In short, it doesn’t matter if it’s alternatives or plain-vanilla stocks and bonds; if you assume no price changes given a gap in data, any investment is going to appear less volatile.
Mistaking Missing Data of Alternatives for Low Correlation
Yet, when it comes to assumptions made with missing data, the mistakes don’t end with assumptions of low volatility. Investors may also mistakenly assume low correlation with other investments.
Recall that correlation is the degree to which two investments mirror each other’s movements. With missing data, you can compare the exact same investment to itself and have low correlation. Of course, that’s not actually low correlation; it’s just a mirage due to missing data.

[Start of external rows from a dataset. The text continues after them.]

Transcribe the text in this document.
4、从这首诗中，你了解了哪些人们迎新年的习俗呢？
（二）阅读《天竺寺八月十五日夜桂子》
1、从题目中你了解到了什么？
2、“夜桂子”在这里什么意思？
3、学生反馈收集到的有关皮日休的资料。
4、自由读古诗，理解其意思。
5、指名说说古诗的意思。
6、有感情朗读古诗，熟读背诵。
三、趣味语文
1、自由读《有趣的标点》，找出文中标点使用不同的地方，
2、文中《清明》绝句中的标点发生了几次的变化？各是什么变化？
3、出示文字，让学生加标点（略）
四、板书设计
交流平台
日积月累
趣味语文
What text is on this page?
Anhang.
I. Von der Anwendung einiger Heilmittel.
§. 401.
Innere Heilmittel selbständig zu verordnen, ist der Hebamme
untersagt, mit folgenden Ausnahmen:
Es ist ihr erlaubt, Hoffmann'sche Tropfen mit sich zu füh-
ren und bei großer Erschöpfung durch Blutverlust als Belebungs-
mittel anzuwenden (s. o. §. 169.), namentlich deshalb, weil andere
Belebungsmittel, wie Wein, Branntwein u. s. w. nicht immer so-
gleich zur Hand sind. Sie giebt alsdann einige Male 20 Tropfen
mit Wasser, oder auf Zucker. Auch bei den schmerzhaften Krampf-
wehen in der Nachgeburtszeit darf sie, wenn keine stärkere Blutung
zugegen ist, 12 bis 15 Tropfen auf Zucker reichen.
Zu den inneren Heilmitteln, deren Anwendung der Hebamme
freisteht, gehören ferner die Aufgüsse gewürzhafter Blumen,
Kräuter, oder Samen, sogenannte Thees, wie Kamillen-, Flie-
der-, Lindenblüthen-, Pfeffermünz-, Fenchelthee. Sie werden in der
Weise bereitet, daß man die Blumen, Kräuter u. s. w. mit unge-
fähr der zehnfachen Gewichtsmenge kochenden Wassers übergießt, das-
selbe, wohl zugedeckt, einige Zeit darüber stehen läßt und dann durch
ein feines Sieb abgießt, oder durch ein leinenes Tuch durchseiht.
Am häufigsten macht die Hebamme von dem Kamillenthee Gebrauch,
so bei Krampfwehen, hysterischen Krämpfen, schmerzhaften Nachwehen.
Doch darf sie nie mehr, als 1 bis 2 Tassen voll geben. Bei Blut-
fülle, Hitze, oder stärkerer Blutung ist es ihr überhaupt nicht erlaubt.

Don’t Be Fooled by a Misunderstanding of Missing Data (Illiquidity) of Alternative Investments; Stick with Low-Cost Index Funds
And with that, we’ve further debunked the sales pitch of private REITs and other high-fee alternative investments. The tried-and-true (and exceptionally boring) approach for successful investing remains the same:
- keep costs low
- stay the course
Alternative investments fail the first test: low-cost. Moreover, this post shows that the diversification benefit of alternatives is actually a misunderstanding from missing data, and how that missing data leads to false assumptions about volatility and correlation. That’s why skipping high-fee alternative assets has been shown to produce better investment results. Smart investors do just that.
Paul Hanley says
One refinement I would call out is that two investments can be highly correlated but move with different magnitudes. High Beta stocks might be highly correlated with the overall market but move twice the magnitude; low Beta stocks might be highly correlated with the overall market but move half the magnitude. To be correlated means that the investments tend to move in the same direction, regardless of magnitude.
Jon Luskin says
I won’t disagree with that.
For this article, the important takeaway is that any correlation benefit of alternative assets is a mirage; investors should focus on keeping their costs low.
George Aliferis says
A brilliant reminder, thanks Jon!
What worries me is how the ‘new alts’ (art, farm, wine, etc.) use their illiquidity for marketing. With the typical trifecta: strong performance, low correlation, low vol, and produce stunning charts that can easily fool the non-initiated.
Jon Luskin says
Thank you for the kind words, George.
Indeed. That’s the issue.
One can hope that those being pitched these products can remember the old adage:
If something is too good to be true, it is.